The rapid improvement of CD4 count excluded the hypothesis of ART failure. The diagnosis of IRIS was retained.

Discussion

The goal of antiretroviral (ARV) therapy in HIV/AIDS is immune reconstitution. However, an aberrant manifestation of this effect sometimes occurs. IRIS also known as immune restoration disease. This syndrome is usually accompanied by an increase in CD4 cell count and/or a rapid decrease in viral load. Although most cases of IRIS occur in patients who have low CD4 counts and high viral load levels when ARV therapy is initiated, IRIS can occur at any CD4 count (4, 5). The time of presentation is usually within the first four to eight weeks after initiation of ARV therapy. However, IRIS occurred many weeks after this initiation (3, 4). After immune reconstitution, inflammatory reactions to many pathogens have been described, including mycobacterium, fungi, virus and bacteria. IRIS that involves worsening of some malignancies, including Kaposi's sarcoma and autoimmune phenomena have also been documented (6). Epidemiologic data regarding IRIS are variable and depend largely on the incidence and types of infections that patients have at the time of initiation of ARV therapy. The pathogenesis of IRIS is largely speculative. Although one common aspect of IRIS cases is a significant increase in CD4 cells after initiation of ARV therapy in patients who has low CD4 cells prior to treatment. The pathogenesis of the inflammatory response may not be the CD4 cell increase. Patients who develop IRIS may have preexisting perturbations in their T-regulatory cell profile. The proinflammatory and regulatory responses, such as cytokine imbalances, may significantly contribute to onset of this syndrome, particulary when ARV treatment is very active against HIV (4). IRIS may also be more severe in patients with a higher burden of organism, which also suggests that antigen load may play a role (6, 7).
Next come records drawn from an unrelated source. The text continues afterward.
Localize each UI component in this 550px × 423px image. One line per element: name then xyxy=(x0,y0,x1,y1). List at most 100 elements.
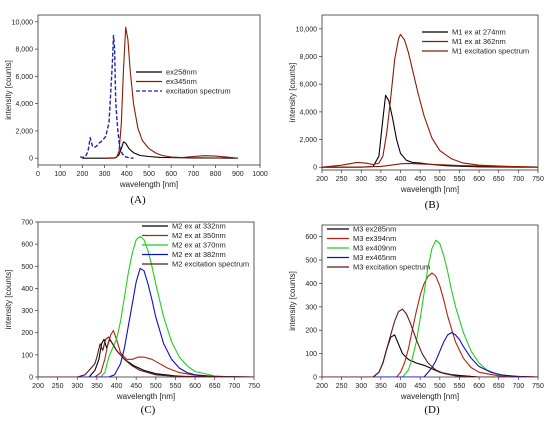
series-line-5 xyxy=(38,336,254,377)
y-tick-label: 0 xyxy=(313,165,317,172)
x-axis-label: wavelength [nm] xyxy=(116,392,175,401)
plot-frame xyxy=(321,224,539,378)
x-tick-label: 750 xyxy=(532,176,544,183)
x-tick-label: 200 xyxy=(316,176,328,183)
x-tick-label: 700 xyxy=(188,171,200,178)
x-tick-label: 550 xyxy=(454,176,466,183)
x-tick-label: 600 xyxy=(165,171,177,178)
series-line-4 xyxy=(38,267,254,377)
series-line-2 xyxy=(38,329,254,377)
series-line-3 xyxy=(79,34,134,159)
x-tick-label: 800 xyxy=(210,171,222,178)
x-tick-label: 200 xyxy=(77,171,89,178)
x-axis-label: wavelength [nm] xyxy=(400,392,459,401)
legend-label: M2 ex at 350nm xyxy=(172,231,226,240)
x-tick-label: 300 xyxy=(71,383,83,390)
x-tick-label: 600 xyxy=(473,383,485,390)
y-axis-label: intensity [counts] xyxy=(4,270,13,330)
series-line-3 xyxy=(38,235,254,377)
x-tick-label: 900 xyxy=(232,171,244,178)
x-tick-label: 500 xyxy=(434,176,446,183)
chart-panel-4: 200 250 300 350 400 450 500 550 600 650 700 750 0 100… xyxy=(288,224,544,416)
x-tick-label: 0 xyxy=(36,171,40,178)
series-line-1 xyxy=(322,94,538,168)
x-tick-label: 350 xyxy=(375,176,387,183)
x-axis-label: wavelength [nm] xyxy=(400,185,459,194)
chart-panel-3: 200 250 300 350 400 450 500 550 600 650 700 750 0 100… xyxy=(4,220,260,417)
y-tick-label: 500 xyxy=(305,258,317,265)
legend-label: M2 ex at 332nm xyxy=(172,222,226,231)
x-tick-label: 550 xyxy=(170,383,182,390)
y-tick-label: 500 xyxy=(21,264,33,271)
y-tick-label: 4,000 xyxy=(15,101,33,108)
y-tick-label: 2,000 xyxy=(299,137,317,144)
legend-label: M3 ex409nm xyxy=(353,244,396,253)
x-tick-label: 450 xyxy=(130,383,142,390)
x-tick-label: 650 xyxy=(493,383,505,390)
y-tick-label: 10,000 xyxy=(12,19,34,26)
series-line-2 xyxy=(322,33,538,168)
x-tick-label: 450 xyxy=(414,176,426,183)
legend-label: M3 ex465nm xyxy=(353,253,396,262)
legend-label: M2 ex at 370nm xyxy=(172,241,226,250)
legend-label: M3 ex394nm xyxy=(353,234,396,243)
x-tick-label: 300 xyxy=(355,176,367,183)
plot-frame xyxy=(37,221,255,378)
x-tick-label: 500 xyxy=(143,171,155,178)
panel-label: (C) xyxy=(141,404,156,416)
x-tick-label: 300 xyxy=(99,171,111,178)
y-tick-label: 400 xyxy=(305,281,317,288)
x-tick-label: 250 xyxy=(52,383,64,390)
x-tick-label: 350 xyxy=(91,383,103,390)
x-tick-label: 350 xyxy=(375,383,387,390)
y-tick-label: 700 xyxy=(21,220,33,227)
series-line-5 xyxy=(322,308,538,377)
legend-label: M1 ex at 274nm xyxy=(452,28,506,37)
plot-frame xyxy=(321,14,539,171)
series-group xyxy=(79,26,238,159)
legend-label: M1 ex at 362nm xyxy=(452,37,506,46)
y-tick-label: 2,000 xyxy=(15,128,33,135)
legend-label: M2 excitation spectrum xyxy=(172,260,249,269)
x-tick-label: 600 xyxy=(473,176,485,183)
series-group xyxy=(322,239,538,377)
legend-label: M3 excitation spectrum xyxy=(353,263,430,272)
x-tick-label: 400 xyxy=(111,383,123,390)
x-tick-label: 650 xyxy=(209,383,221,390)
y-axis-label: intensity [counts] xyxy=(288,271,297,331)
x-tick-label: 250 xyxy=(336,383,348,390)
x-tick-label: 650 xyxy=(493,176,505,183)
x-tick-label: 700 xyxy=(513,383,525,390)
series-line-4 xyxy=(322,332,538,377)
x-tick-label: 450 xyxy=(414,383,426,390)
x-tick-label: 600 xyxy=(189,383,201,390)
x-tick-label: 400 xyxy=(395,176,407,183)
x-tick-label: 100 xyxy=(54,171,66,178)
y-tick-label: 200 xyxy=(21,330,33,337)
x-tick-label: 1000 xyxy=(252,171,268,178)
y-tick-label: 600 xyxy=(305,234,317,241)
y-tick-label: 10,000 xyxy=(296,26,318,33)
y-tick-label: 600 xyxy=(21,242,33,249)
panel-label: (A) xyxy=(130,194,146,206)
x-tick-label: 750 xyxy=(248,383,260,390)
legend-label: ex258nm xyxy=(166,68,197,77)
y-tick-label: 6,000 xyxy=(15,74,33,81)
y-tick-label: 8,000 xyxy=(15,47,33,54)
panel-label: (B) xyxy=(425,199,440,211)
y-tick-label: 6,000 xyxy=(299,82,317,89)
y-tick-label: 200 xyxy=(305,328,317,335)
x-tick-label: 750 xyxy=(532,383,544,390)
y-axis-label: intensity [counts] xyxy=(4,60,13,120)
y-axis-label: intensity [counts] xyxy=(288,63,297,123)
y-tick-label: 300 xyxy=(305,304,317,311)
x-tick-label: 200 xyxy=(316,383,328,390)
x-tick-label: 250 xyxy=(336,176,348,183)
series-line-2 xyxy=(322,272,538,377)
legend-label: M2 ex at 382nm xyxy=(172,250,226,259)
y-tick-label: 300 xyxy=(21,308,33,315)
x-tick-label: 200 xyxy=(32,383,44,390)
y-tick-label: 0 xyxy=(29,156,33,163)
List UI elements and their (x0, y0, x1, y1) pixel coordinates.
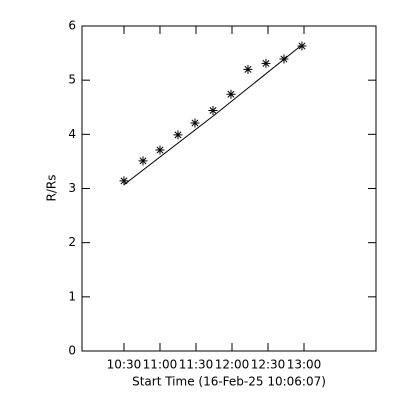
fit-line (123, 44, 303, 186)
x-tick-label: 12:30 (251, 358, 286, 372)
y-tick-label: 5 (68, 73, 76, 87)
asterisk-point (155, 145, 165, 155)
y-tick-label: 2 (68, 235, 76, 249)
asterisk-point (261, 58, 271, 68)
x-tick-label: 11:30 (179, 358, 214, 372)
x-axis-label: Start Time (16-Feb-25 10:06:07) (132, 375, 326, 389)
asterisk-point (119, 176, 129, 186)
asterisk-point (243, 64, 253, 74)
y-axis-label: R/Rs (45, 175, 59, 202)
asterisk-point (190, 118, 200, 128)
plot-frame (81, 25, 377, 352)
asterisk-point (297, 41, 307, 51)
y-tick-label: 0 (68, 344, 76, 358)
y-tick-label: 6 (68, 19, 76, 33)
y-tick-label: 1 (68, 289, 76, 303)
x-tick-label: 13:00 (287, 358, 322, 372)
x-tick-label: 11:00 (143, 358, 178, 372)
asterisk-point (138, 156, 148, 166)
asterisk-point (226, 89, 236, 99)
y-tick-label: 4 (68, 127, 76, 141)
asterisk-point (173, 130, 183, 140)
y-tick-label: 3 (68, 181, 76, 195)
asterisk-point (208, 106, 218, 115)
x-tick-label: 10:30 (107, 358, 142, 372)
x-tick-label: 12:00 (215, 358, 250, 372)
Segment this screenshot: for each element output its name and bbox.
IRIS symptoms range from mild to severe. The presentation of IRIS varies depending on the underlying opportunistic infections or illness. The spectrum of signs and symptoms of IRIS often poses a challenge to diagnosis. The etiologic diagnosis of IRIS is based on clinical judgment, and multiple diagnoses can be present. The somewhat characteristic presentations of many opportunistc infections may aid in the diagnosis of IRIS. In case of VZV infection, it may act VZV reactivation after initiation of ARV therapy or a worsening of symptoms (37). Prevention of complications associated with IRIS involves careful monitoring, particularly in patients with low CD4 counts and a past or current history of co-infections. After initiating ARV therapy, clinicians should be alert to the possibility of IRIS as CD4 cell counts are restored. Clinicians should initiate symptomatic treatment and supportive care for patients with IRIS. In severe cases, clinicians should consider prescribing prednisone 1–2 mg/kg or equivalent for one to two weeks. Except in severe cases, ARV therapy should not be interrupted in patients with IRIS (7). In connection with multiple oculomotor nerves damage in young subjects, two other differential diagnoses can be mentioned: multiple sclerosis and Tolosa-Hunt's syndrome. The Tolosa-Hunt's syndrome is characterized by retroorbital pain and in the V1 territory, sometimes associated with an apex syndrome without change of CD4 cell count (8). Multiple Sclerosis is characterized by chronic multiple paralysis, also without change of CD4 cell count (9).